Au Sénégal, l’actualité, dans les journaux, s’écrit sans les femmes. Sur les ondes, le « silence radio » fonctionne à merveille. À la télévision, des écrans d’invisibilité cernent leur image, en sus de la socialisation différenciée combinée à une exclusion de l’histoire les effaçant de la mémoire collective et des dispositions juridiques défavorables.
Ce premier constat cache de profonds mécanismes d’assujettissement fortement ancrés dans la société par l’idéologie patriarcale dont les spécificités relèvent de facteurs liés aux effets durables de la colonisation, aux interprétations conservatrices de l’Islam et au poids des traditions. En s’appuyant sur les médias, cette idéologie construit l’invisibilité et nourrit le silence des femmes.
Les questionnements de l’auteure portent sur les fondements de ce qui s’apparente à un « silence » médiatique des femmes dans la presse et à la radio introduits durant la colonisation et plus tard à la télévision.
En cherchant des réponses à sa question de départ, elle procède à une confrontation de plusieurs écoles théoriques et de postures endogènes pour mieux comprendre la trajectoire des femmes qui ont vécu de nombreuses influences externes tout en subissant ses mutations internes, tant sociologique, politique que juridique. L’analyse faite à partir de leurs vécus part du matriarcat des sociétés négro-africaines à l’alliance patriarcale entre l’administration coloniale et l’aristocratie locale. S’y ajoute le « contrat social » liant les autorités politiques et religieuses depuis les années 1960 sur leur dos.

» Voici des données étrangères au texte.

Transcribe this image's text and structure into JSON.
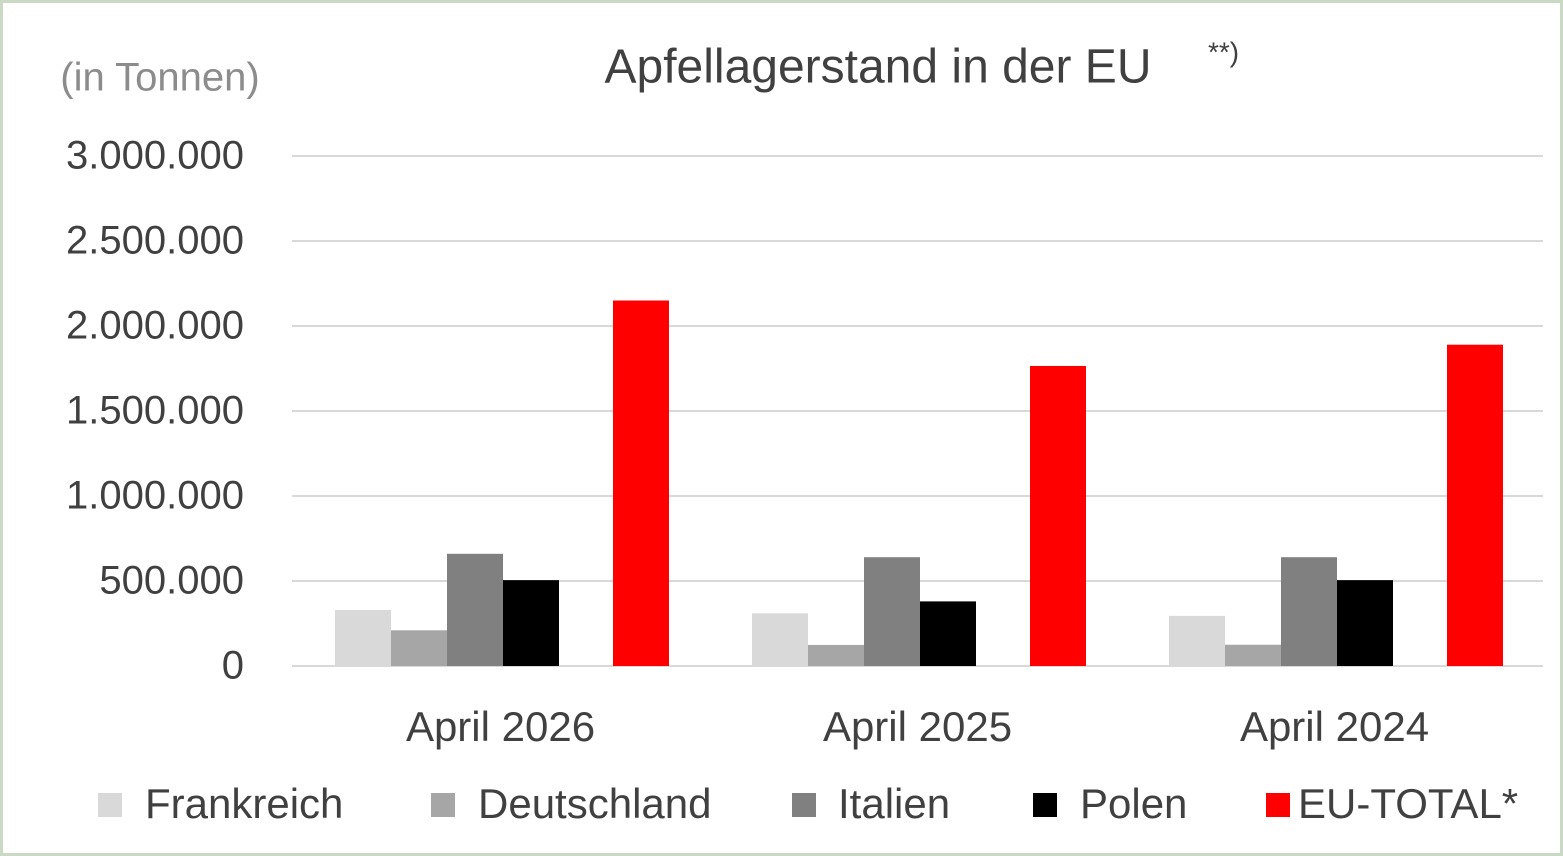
{
  "chart_data": {
    "type": "bar",
    "title": "Apfellagerstand in der EU",
    "title_note": "**)",
    "y_label": "(in Tonnen)",
    "categories": [
      "April 2026",
      "April 2025",
      "April 2024"
    ],
    "series": [
      {
        "name": "Frankreich",
        "color": "#d9d9d9",
        "values": [
          330000,
          310000,
          295000
        ]
      },
      {
        "name": "Deutschland",
        "color": "#a6a6a6",
        "values": [
          210000,
          124000,
          125000
        ]
      },
      {
        "name": "Italien",
        "color": "#808080",
        "values": [
          660000,
          640000,
          640000
        ]
      },
      {
        "name": "Polen",
        "color": "#000000",
        "values": [
          505000,
          380000,
          505000
        ]
      },
      {
        "name": "EU-TOTAL*",
        "color": "#ff0000",
        "values": [
          2150000,
          1765000,
          1890000
        ]
      }
    ],
    "ylim": [
      0,
      3000000
    ],
    "yticks": [
      0,
      {
        "value": 500000,
        "label": "500.000"
      },
      {
        "value": 1000000,
        "label": "1.000.000"
      },
      {
        "value": 1500000,
        "label": "1.500.000"
      },
      {
        "value": 2000000,
        "label": "2.000.000"
      },
      {
        "value": 2500000,
        "label": "2.500.000"
      },
      {
        "value": 3000000,
        "label": "3.000.000"
      }
    ],
    "grid": true,
    "legend": "bottom"
  }
}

Cette réflexion est le résultat d’une enquête effectuée au Sénégal, de 2014 à 2020, auprès d’universitaires, de journalistes et de responsables des médias publics et privés de trois quotidiens : Le Soleil, Walfadjri et Sud quotidien, de trois radios : Radio Sénégal internationale (RSI), Sud FM et Radio Futurs Médias (RFM) et de trois chaines de télévision : TFM, RTS et 2STV, en plus des sources orales et écrites. Elle se limite aux médias classiques même si un certain bouillonnement est observé depuis quelques années dans les réseaux sociaux.

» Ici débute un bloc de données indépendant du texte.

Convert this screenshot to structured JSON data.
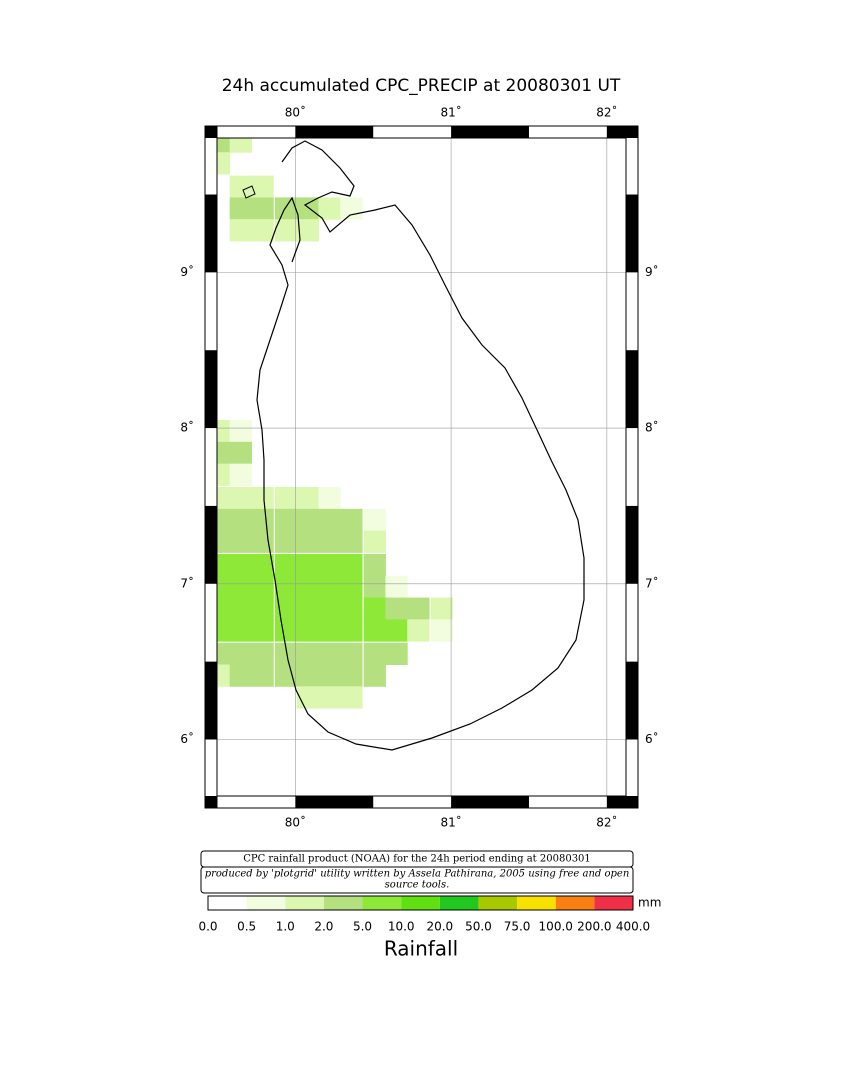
{
  "chart_data": {
    "type": "rain_map",
    "title": "24h accumulated CPC_PRECIP  at 20080301 UT",
    "lon_ticks": [
      {
        "value": 80,
        "label": "80˚"
      },
      {
        "value": 81,
        "label": "81˚"
      },
      {
        "value": 82,
        "label": "82˚"
      }
    ],
    "lat_ticks": [
      {
        "value": 6,
        "label": "6˚"
      },
      {
        "value": 7,
        "label": "7˚"
      },
      {
        "value": 8,
        "label": "8˚"
      },
      {
        "value": 9,
        "label": "9˚"
      }
    ],
    "xlim": [
      79.42,
      82.2
    ],
    "ylim": [
      5.56,
      9.94
    ],
    "grid": true,
    "cell_size": 0.143,
    "rain_rows": [
      {
        "lat": 9.84,
        "cells": [
          [
            79.51,
            2
          ],
          [
            79.65,
            1
          ]
        ]
      },
      {
        "lat": 9.7,
        "cells": [
          [
            79.51,
            1
          ]
        ]
      },
      {
        "lat": 9.55,
        "cells": [
          [
            79.65,
            1
          ],
          [
            79.79,
            1
          ]
        ]
      },
      {
        "lat": 9.41,
        "cells": [
          [
            79.65,
            2
          ],
          [
            79.79,
            2
          ],
          [
            79.94,
            2
          ],
          [
            80.08,
            2
          ],
          [
            80.22,
            1
          ],
          [
            80.36,
            0.5
          ]
        ]
      },
      {
        "lat": 9.27,
        "cells": [
          [
            79.65,
            1
          ],
          [
            79.79,
            1
          ],
          [
            79.94,
            1
          ],
          [
            80.08,
            1
          ]
        ]
      },
      {
        "lat": 7.98,
        "cells": [
          [
            79.51,
            1
          ],
          [
            79.65,
            0.5
          ]
        ]
      },
      {
        "lat": 7.84,
        "cells": [
          [
            79.51,
            2
          ],
          [
            79.65,
            2
          ]
        ]
      },
      {
        "lat": 7.7,
        "cells": [
          [
            79.51,
            1
          ],
          [
            79.65,
            0.5
          ]
        ]
      },
      {
        "lat": 7.55,
        "cells": [
          [
            79.51,
            1
          ],
          [
            79.65,
            1
          ],
          [
            79.79,
            1
          ],
          [
            79.94,
            1
          ],
          [
            80.08,
            1
          ],
          [
            80.22,
            0.5
          ]
        ]
      },
      {
        "lat": 7.41,
        "cells": [
          [
            79.51,
            3
          ],
          [
            79.65,
            3
          ],
          [
            79.79,
            3
          ],
          [
            79.94,
            3
          ],
          [
            80.08,
            3
          ],
          [
            80.22,
            3
          ],
          [
            80.36,
            2
          ],
          [
            80.51,
            0.5
          ]
        ]
      },
      {
        "lat": 7.27,
        "cells": [
          [
            79.51,
            4
          ],
          [
            79.65,
            4
          ],
          [
            79.79,
            4
          ],
          [
            79.94,
            4
          ],
          [
            80.08,
            4
          ],
          [
            80.22,
            4
          ],
          [
            80.36,
            4
          ],
          [
            80.51,
            1
          ]
        ]
      },
      {
        "lat": 7.12,
        "cells": [
          [
            79.51,
            5
          ],
          [
            79.65,
            5
          ],
          [
            79.79,
            5
          ],
          [
            79.94,
            5
          ],
          [
            80.08,
            5
          ],
          [
            80.22,
            5
          ],
          [
            80.36,
            5
          ],
          [
            80.51,
            2
          ]
        ]
      },
      {
        "lat": 6.98,
        "cells": [
          [
            79.51,
            6
          ],
          [
            79.65,
            6
          ],
          [
            79.79,
            6
          ],
          [
            79.94,
            6
          ],
          [
            80.08,
            6
          ],
          [
            80.22,
            6
          ],
          [
            80.36,
            6
          ],
          [
            80.51,
            3
          ],
          [
            80.65,
            0.5
          ]
        ]
      },
      {
        "lat": 6.84,
        "cells": [
          [
            79.51,
            6
          ],
          [
            79.65,
            6
          ],
          [
            79.79,
            6
          ],
          [
            79.94,
            6
          ],
          [
            80.08,
            6
          ],
          [
            80.22,
            6
          ],
          [
            80.36,
            6
          ],
          [
            80.51,
            6
          ],
          [
            80.65,
            3
          ],
          [
            80.79,
            2
          ],
          [
            80.94,
            1
          ]
        ]
      },
      {
        "lat": 6.7,
        "cells": [
          [
            79.51,
            5
          ],
          [
            79.65,
            5
          ],
          [
            79.79,
            5
          ],
          [
            79.94,
            5
          ],
          [
            80.08,
            5
          ],
          [
            80.22,
            5
          ],
          [
            80.36,
            5
          ],
          [
            80.51,
            5
          ],
          [
            80.65,
            5
          ],
          [
            80.79,
            1
          ],
          [
            80.94,
            0.5
          ]
        ]
      },
      {
        "lat": 6.55,
        "cells": [
          [
            79.51,
            4
          ],
          [
            79.65,
            4
          ],
          [
            79.79,
            4
          ],
          [
            79.94,
            4
          ],
          [
            80.08,
            4
          ],
          [
            80.22,
            4
          ],
          [
            80.36,
            4
          ],
          [
            80.51,
            4
          ],
          [
            80.65,
            2
          ]
        ]
      },
      {
        "lat": 6.41,
        "cells": [
          [
            79.51,
            1
          ],
          [
            79.65,
            3
          ],
          [
            79.79,
            3
          ],
          [
            79.94,
            3
          ],
          [
            80.08,
            3
          ],
          [
            80.22,
            3
          ],
          [
            80.36,
            3
          ],
          [
            80.51,
            3
          ]
        ]
      },
      {
        "lat": 6.27,
        "cells": [
          [
            80.08,
            1
          ],
          [
            80.22,
            1
          ],
          [
            80.36,
            1
          ]
        ]
      }
    ],
    "notes": [
      "CPC rainfall product (NOAA) for the 24h period ending at 20080301",
      "produced by 'plotgrid' utility written by Assela Pathirana, 2005 using free and open",
      "source tools."
    ],
    "legend": {
      "title": "Rainfall",
      "unit": "mm",
      "bins": [
        {
          "value": 0,
          "label": "0.0"
        },
        {
          "value": 0.5,
          "label": "0.5"
        },
        {
          "value": 1,
          "label": "1.0"
        },
        {
          "value": 2,
          "label": "2.0"
        },
        {
          "value": 5,
          "label": "5.0"
        },
        {
          "value": 10,
          "label": "10.0"
        },
        {
          "value": 20,
          "label": "20.0"
        },
        {
          "value": 50,
          "label": "50.0"
        },
        {
          "value": 75,
          "label": "75.0"
        },
        {
          "value": 100,
          "label": "100.0"
        },
        {
          "value": 200,
          "label": "200.0"
        },
        {
          "value": 400,
          "label": "400.0"
        }
      ],
      "colors": [
        "#ffffff",
        "#f2fde0",
        "#dcf8b0",
        "#b4e080",
        "#8ee838",
        "#60e010",
        "#22c820",
        "#a8c800",
        "#f8e000",
        "#f88010",
        "#f03048"
      ]
    }
  }
}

L’exploration de plusieurs champs disciplinaires témoigne de la complexité du silence et de l’invisibilité des femmes qui dépassent largement le cadre médiatique. Cette invisibilité construite au fil des années par des contingences historique, religieuse et culturelle se lit au quotidien dans une société encore régie par des fondements patriarcaux. De nombreux préjugés continuent à s’abreuver de l’inconscient collectif sénégalais pour justifier cette situation. Seule une approche globale permet de saisir les différents faisceaux entourant l’hégémonie masculine.
Auteure : Docteure en sciences de l’information et de la communication, Fatoumata Bernadette SONKO enseigne au Centre d’études des sciences et techniques de l’information (CESTI) de l’université Cheikh Anta Diop de Dakar et donne des cours en Communication internationale à l’université du Québec à Chicoutimi (UQAC).
Auteure de plusieurs articles, ses recherches portent sur les femmes et médias, les violences basées sur le genre et l’histoire des femmes. Engagée dans la défense de leurs droits, elle a aussi fondé le site d’informations : www.lescommeres.sn.